During the June 27 broadcast of the radio show Focus on the Family, James Dobson, founder and chairman of Focus on the Family, hosted former U.S. Ambassador to Iraq and administrator of the Coalition Provisional Authority L. Paul Bremer and his wife, Francine. Discussing the debate over the future of U.S. troop deployments in Iraq, Dobson accused “prominent Democrats” such as Rep. John P. Murtha (D-PA) of “implying we ought to cut and run,” then compared Democrats' strategy for Iraq to “the last helicopter,” referring to the helicopter evacuation of U.S. embassy employees from South Vietnam in 1975.
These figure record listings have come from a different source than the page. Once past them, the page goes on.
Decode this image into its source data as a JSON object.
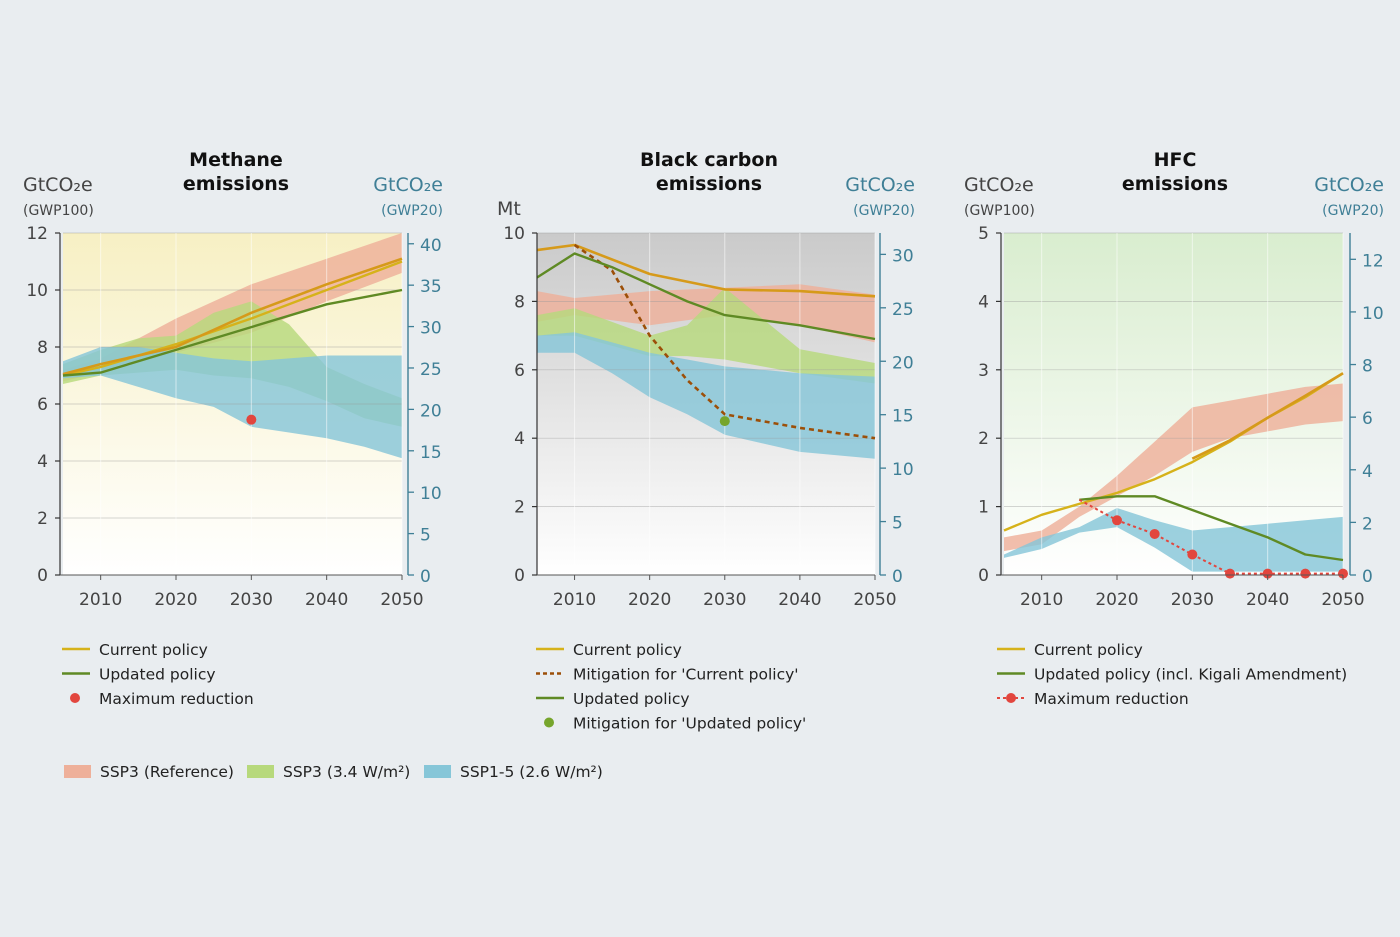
{
  "colors": {
    "current_policy": "#d6b21a",
    "current_policy_bc": "#d69a1a",
    "updated_policy": "#5f8a24",
    "max_reduction": "#e2463e",
    "mitigation_current": "#9c4f08",
    "mitigation_updated": "#76a52c",
    "ssp3_ref": "#eeb09a",
    "ssp3_34": "#b7d97c",
    "ssp1_5": "#86c6d8",
    "right_axis": "#3f7f96"
  },
  "chart_data": [
    {
      "type": "line",
      "title_lines": [
        "Methane",
        "emissions"
      ],
      "left_unit": "GtCO₂e",
      "left_unit_sub": "(GWP100)",
      "right_unit": "GtCO₂e",
      "right_unit_sub": "(GWP20)",
      "xlim": [
        2005,
        2050
      ],
      "x_ticks": [
        2010,
        2020,
        2030,
        2040,
        2050
      ],
      "ylim": [
        0,
        12
      ],
      "y_ticks": [
        0,
        2,
        4,
        6,
        8,
        10,
        12
      ],
      "y2lim": [
        0,
        41.3
      ],
      "y2_ticks": [
        0,
        5,
        10,
        15,
        20,
        25,
        30,
        35,
        40
      ],
      "background": "yellow",
      "bands": [
        {
          "name": "SSP3 (Reference)",
          "color_key": "ssp3_ref",
          "x": [
            2005,
            2010,
            2020,
            2030,
            2040,
            2050
          ],
          "lower": [
            6.8,
            7.1,
            7.8,
            8.5,
            9.6,
            10.6
          ],
          "upper": [
            7.2,
            7.6,
            9.0,
            10.2,
            11.1,
            12.0
          ]
        },
        {
          "name": "SSP3 (3.4 W/m²)",
          "color_key": "ssp3_34",
          "x": [
            2005,
            2010,
            2015,
            2020,
            2025,
            2030,
            2035,
            2040,
            2045,
            2050
          ],
          "lower": [
            6.7,
            7.0,
            7.1,
            7.2,
            7.0,
            6.9,
            6.6,
            6.1,
            5.5,
            5.2
          ],
          "upper": [
            7.4,
            7.9,
            8.3,
            8.4,
            9.2,
            9.6,
            8.8,
            7.3,
            6.7,
            6.2
          ]
        },
        {
          "name": "SSP1-5 (2.6 W/m²)",
          "color_key": "ssp1_5",
          "x": [
            2005,
            2010,
            2015,
            2020,
            2025,
            2030,
            2035,
            2040,
            2045,
            2050
          ],
          "lower": [
            6.9,
            7.0,
            6.6,
            6.2,
            5.9,
            5.2,
            5.0,
            4.8,
            4.5,
            4.1
          ],
          "upper": [
            7.5,
            8.0,
            8.0,
            7.8,
            7.6,
            7.5,
            7.6,
            7.7,
            7.7,
            7.7
          ]
        }
      ],
      "series": [
        {
          "name": "Current policy",
          "color_key": "current_policy",
          "width": 2.4,
          "x": [
            2005,
            2010,
            2020,
            2030,
            2040,
            2050
          ],
          "y": [
            7.0,
            7.3,
            8.1,
            9.0,
            10.0,
            11.0
          ]
        },
        {
          "name": "Current policy",
          "color_key": "current_policy_bc",
          "width": 2.6,
          "x": [
            2005,
            2010,
            2020,
            2030,
            2040,
            2050
          ],
          "y": [
            7.05,
            7.4,
            8.0,
            9.2,
            10.2,
            11.1
          ]
        },
        {
          "name": "Updated policy",
          "color_key": "updated_policy",
          "width": 2.4,
          "x": [
            2005,
            2010,
            2020,
            2030,
            2040,
            2050
          ],
          "y": [
            7.0,
            7.1,
            7.9,
            8.7,
            9.5,
            10.0
          ]
        }
      ],
      "points": [
        {
          "name": "Maximum reduction",
          "color_key": "max_reduction",
          "x": 2030,
          "y": 5.45
        }
      ],
      "legend": [
        {
          "kind": "line",
          "color_key": "current_policy",
          "label": "Current policy"
        },
        {
          "kind": "line",
          "color_key": "updated_policy",
          "label": "Updated policy"
        },
        {
          "kind": "dot",
          "color_key": "max_reduction",
          "label": "Maximum reduction"
        }
      ]
    },
    {
      "type": "line",
      "title_lines": [
        "Black carbon",
        "emissions"
      ],
      "left_unit": "Mt",
      "left_unit_sub": "",
      "right_unit": "GtCO₂e",
      "right_unit_sub": "(GWP20)",
      "xlim": [
        2005,
        2050
      ],
      "x_ticks": [
        2010,
        2020,
        2030,
        2040,
        2050
      ],
      "ylim": [
        0,
        10
      ],
      "y_ticks": [
        0,
        2,
        4,
        6,
        8,
        10
      ],
      "y2lim": [
        0,
        32
      ],
      "y2_ticks": [
        0,
        5,
        10,
        15,
        20,
        25,
        30
      ],
      "background": "grey",
      "bands": [
        {
          "name": "SSP3 (Reference)",
          "color_key": "ssp3_ref",
          "x": [
            2005,
            2010,
            2020,
            2030,
            2040,
            2050
          ],
          "lower": [
            7.4,
            7.6,
            7.3,
            7.6,
            7.3,
            6.8
          ],
          "upper": [
            8.3,
            8.1,
            8.3,
            8.4,
            8.5,
            8.2
          ]
        },
        {
          "name": "SSP3 (3.4 W/m²)",
          "color_key": "ssp3_34",
          "x": [
            2005,
            2010,
            2020,
            2025,
            2030,
            2035,
            2040,
            2050
          ],
          "lower": [
            7.0,
            7.0,
            6.4,
            6.4,
            6.3,
            6.1,
            5.9,
            5.6
          ],
          "upper": [
            7.6,
            7.8,
            7.0,
            7.3,
            8.4,
            7.5,
            6.6,
            6.2
          ]
        },
        {
          "name": "SSP1-5 (2.6 W/m²)",
          "color_key": "ssp1_5",
          "x": [
            2005,
            2010,
            2015,
            2020,
            2025,
            2030,
            2040,
            2050
          ],
          "lower": [
            6.5,
            6.5,
            5.9,
            5.2,
            4.7,
            4.1,
            3.6,
            3.4
          ],
          "upper": [
            7.0,
            7.1,
            6.8,
            6.5,
            6.3,
            6.1,
            5.9,
            5.8
          ]
        }
      ],
      "series": [
        {
          "name": "Current policy",
          "color_key": "current_policy_bc",
          "width": 2.6,
          "x": [
            2005,
            2010,
            2020,
            2030,
            2040,
            2050
          ],
          "y": [
            9.5,
            9.65,
            8.8,
            8.35,
            8.3,
            8.15
          ]
        },
        {
          "name": "Mitigation for 'Current policy'",
          "color_key": "mitigation_current",
          "width": 2.6,
          "dash": "5 4",
          "x": [
            2010,
            2015,
            2020,
            2025,
            2030,
            2040,
            2050
          ],
          "y": [
            9.65,
            8.9,
            7.0,
            5.7,
            4.7,
            4.3,
            4.0
          ]
        },
        {
          "name": "Updated policy",
          "color_key": "updated_policy",
          "width": 2.4,
          "x": [
            2005,
            2010,
            2015,
            2020,
            2025,
            2030,
            2040,
            2050
          ],
          "y": [
            8.7,
            9.4,
            9.0,
            8.5,
            8.0,
            7.6,
            7.3,
            6.9
          ]
        }
      ],
      "points": [
        {
          "name": "Mitigation for 'Updated policy'",
          "color_key": "mitigation_updated",
          "x": 2030,
          "y": 4.5
        }
      ],
      "legend": [
        {
          "kind": "line",
          "color_key": "current_policy",
          "label": "Current policy"
        },
        {
          "kind": "dash",
          "color_key": "mitigation_current",
          "label": "Mitigation for 'Current policy'"
        },
        {
          "kind": "line",
          "color_key": "updated_policy",
          "label": "Updated policy"
        },
        {
          "kind": "dot",
          "color_key": "mitigation_updated",
          "label": "Mitigation for 'Updated policy'"
        }
      ]
    },
    {
      "type": "line",
      "title_lines": [
        "HFC",
        "emissions"
      ],
      "left_unit": "GtCO₂e",
      "left_unit_sub": "(GWP100)",
      "right_unit": "GtCO₂e",
      "right_unit_sub": "(GWP20)",
      "xlim": [
        2005,
        2050
      ],
      "x_ticks": [
        2010,
        2020,
        2030,
        2040,
        2050
      ],
      "ylim": [
        0,
        5
      ],
      "y_ticks": [
        0,
        1,
        2,
        3,
        4,
        5
      ],
      "y2lim": [
        0,
        13
      ],
      "y2_ticks": [
        0,
        2,
        4,
        6,
        8,
        10,
        12
      ],
      "background": "green",
      "bands": [
        {
          "name": "SSP3 (Reference)",
          "color_key": "ssp3_ref",
          "x": [
            2005,
            2010,
            2015,
            2020,
            2025,
            2030,
            2035,
            2040,
            2045,
            2050
          ],
          "lower": [
            0.35,
            0.45,
            0.85,
            1.15,
            1.45,
            1.8,
            2.0,
            2.1,
            2.2,
            2.25
          ],
          "upper": [
            0.55,
            0.65,
            1.0,
            1.45,
            1.95,
            2.45,
            2.55,
            2.65,
            2.75,
            2.8
          ]
        },
        {
          "name": "SSP1-5 (2.6 W/m²)",
          "color_key": "ssp1_5",
          "x": [
            2005,
            2010,
            2015,
            2020,
            2025,
            2030,
            2035,
            2040,
            2045,
            2050
          ],
          "lower": [
            0.25,
            0.38,
            0.62,
            0.7,
            0.4,
            0.05,
            0.05,
            0.05,
            0.05,
            0.05
          ],
          "upper": [
            0.3,
            0.55,
            0.7,
            0.98,
            0.8,
            0.65,
            0.7,
            0.75,
            0.8,
            0.85
          ]
        }
      ],
      "series": [
        {
          "name": "Current policy",
          "color_key": "current_policy",
          "width": 2.4,
          "x": [
            2005,
            2010,
            2020,
            2025,
            2030,
            2035,
            2040,
            2045,
            2050
          ],
          "y": [
            0.65,
            0.88,
            1.2,
            1.4,
            1.65,
            1.95,
            2.3,
            2.6,
            2.95
          ]
        },
        {
          "name": "Current policy",
          "color_key": "current_policy_bc",
          "width": 2.6,
          "x": [
            2030,
            2035,
            2040,
            2045,
            2050
          ],
          "y": [
            1.7,
            1.97,
            2.3,
            2.62,
            2.95
          ]
        },
        {
          "name": "Updated policy (incl. Kigali Amendment)",
          "color_key": "updated_policy",
          "width": 2.4,
          "x": [
            2015,
            2020,
            2025,
            2030,
            2035,
            2040,
            2045,
            2050
          ],
          "y": [
            1.1,
            1.15,
            1.15,
            0.95,
            0.75,
            0.55,
            0.3,
            0.22
          ]
        },
        {
          "name": "Maximum reduction",
          "color_key": "max_reduction",
          "width": 2.0,
          "dash": "3 3",
          "x": [
            2015,
            2020,
            2025,
            2030,
            2035,
            2040,
            2045,
            2050
          ],
          "y": [
            1.1,
            0.8,
            0.6,
            0.3,
            0.02,
            0.02,
            0.02,
            0.02
          ]
        }
      ],
      "points": [
        {
          "name": "Maximum reduction",
          "color_key": "max_reduction",
          "x": 2020,
          "y": 0.8
        },
        {
          "name": "Maximum reduction",
          "color_key": "max_reduction",
          "x": 2025,
          "y": 0.6
        },
        {
          "name": "Maximum reduction",
          "color_key": "max_reduction",
          "x": 2030,
          "y": 0.3
        },
        {
          "name": "Maximum reduction",
          "color_key": "max_reduction",
          "x": 2035,
          "y": 0.02
        },
        {
          "name": "Maximum reduction",
          "color_key": "max_reduction",
          "x": 2040,
          "y": 0.02
        },
        {
          "name": "Maximum reduction",
          "color_key": "max_reduction",
          "x": 2045,
          "y": 0.02
        },
        {
          "name": "Maximum reduction",
          "color_key": "max_reduction",
          "x": 2050,
          "y": 0.02
        }
      ],
      "legend": [
        {
          "kind": "line",
          "color_key": "current_policy",
          "label": "Current policy"
        },
        {
          "kind": "line",
          "color_key": "updated_policy",
          "label": "Updated policy (incl. Kigali Amendment)"
        },
        {
          "kind": "dashdot",
          "color_key": "max_reduction",
          "label": "Maximum reduction"
        }
      ]
    }
  ],
  "shared_legend": [
    {
      "color_key": "ssp3_ref",
      "label": "SSP3 (Reference)"
    },
    {
      "color_key": "ssp3_34",
      "label": "SSP3 (3.4 W/m²)"
    },
    {
      "color_key": "ssp1_5",
      "label": "SSP1-5 (2.6 W/m²)"
    }
  ]
}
From the June 27 broadcast of Focus on the Family:
DOBSON: When I hear some prominent, Democrats primarily, Congressman Murtha and others, implying that we ought to cut and run, I think of what is referred to as the last helicopter.
FRANCINE BREMER: Yes.
DOBSON: You know, it's coming out of Vietnam and after we were gone in that --
FRANCINE BREMER: Oh, the blood that flowed. Oh, the blood that flowed.
DOBSON: The blood flowed unbelievably.
FRANCINE BREMER: I know.
DOBSON: And that will happen again. I mean, you can imagine --
FRANCINE BREMER: Imagine, yeah.
DOBSON: -- what would occur if we don't win this thing --
FRANCINE BREMER: Yes.
DOBSON: -- and don't get a stable government in place, and it becomes a civil war, and we're gone.
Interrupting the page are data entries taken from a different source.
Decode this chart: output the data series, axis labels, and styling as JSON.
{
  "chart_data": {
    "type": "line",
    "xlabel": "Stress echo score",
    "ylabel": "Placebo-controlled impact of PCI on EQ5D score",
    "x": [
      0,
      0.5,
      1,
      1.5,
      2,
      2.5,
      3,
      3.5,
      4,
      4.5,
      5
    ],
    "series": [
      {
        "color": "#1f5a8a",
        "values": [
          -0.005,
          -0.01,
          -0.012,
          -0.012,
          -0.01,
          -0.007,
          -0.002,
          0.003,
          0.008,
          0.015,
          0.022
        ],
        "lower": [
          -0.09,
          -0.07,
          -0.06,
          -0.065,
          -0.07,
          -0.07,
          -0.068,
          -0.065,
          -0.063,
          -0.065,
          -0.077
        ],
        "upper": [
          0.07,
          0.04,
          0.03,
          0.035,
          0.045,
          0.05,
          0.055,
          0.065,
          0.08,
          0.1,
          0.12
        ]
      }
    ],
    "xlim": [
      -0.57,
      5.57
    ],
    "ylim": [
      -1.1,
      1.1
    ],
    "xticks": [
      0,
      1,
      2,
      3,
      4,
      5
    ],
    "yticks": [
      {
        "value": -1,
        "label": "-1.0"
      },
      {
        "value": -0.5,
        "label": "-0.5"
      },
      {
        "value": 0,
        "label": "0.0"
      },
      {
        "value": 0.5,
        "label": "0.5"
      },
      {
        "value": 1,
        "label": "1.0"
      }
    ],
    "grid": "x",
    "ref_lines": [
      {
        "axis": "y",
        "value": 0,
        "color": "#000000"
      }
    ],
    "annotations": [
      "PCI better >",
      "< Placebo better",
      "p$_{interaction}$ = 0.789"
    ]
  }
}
Though Dobson mentioned “others” who supposedly want to “cut and run” from Iraq, he did not mention Gen. George W. Casey Jr., the top American commander in Iraq, who according to a New York Times article, briefed senior Bush administration officials on his plan “that projects sharp reductions in the United States military presence there [in Iraq] by the end of 2007, with the first cuts coming this September.”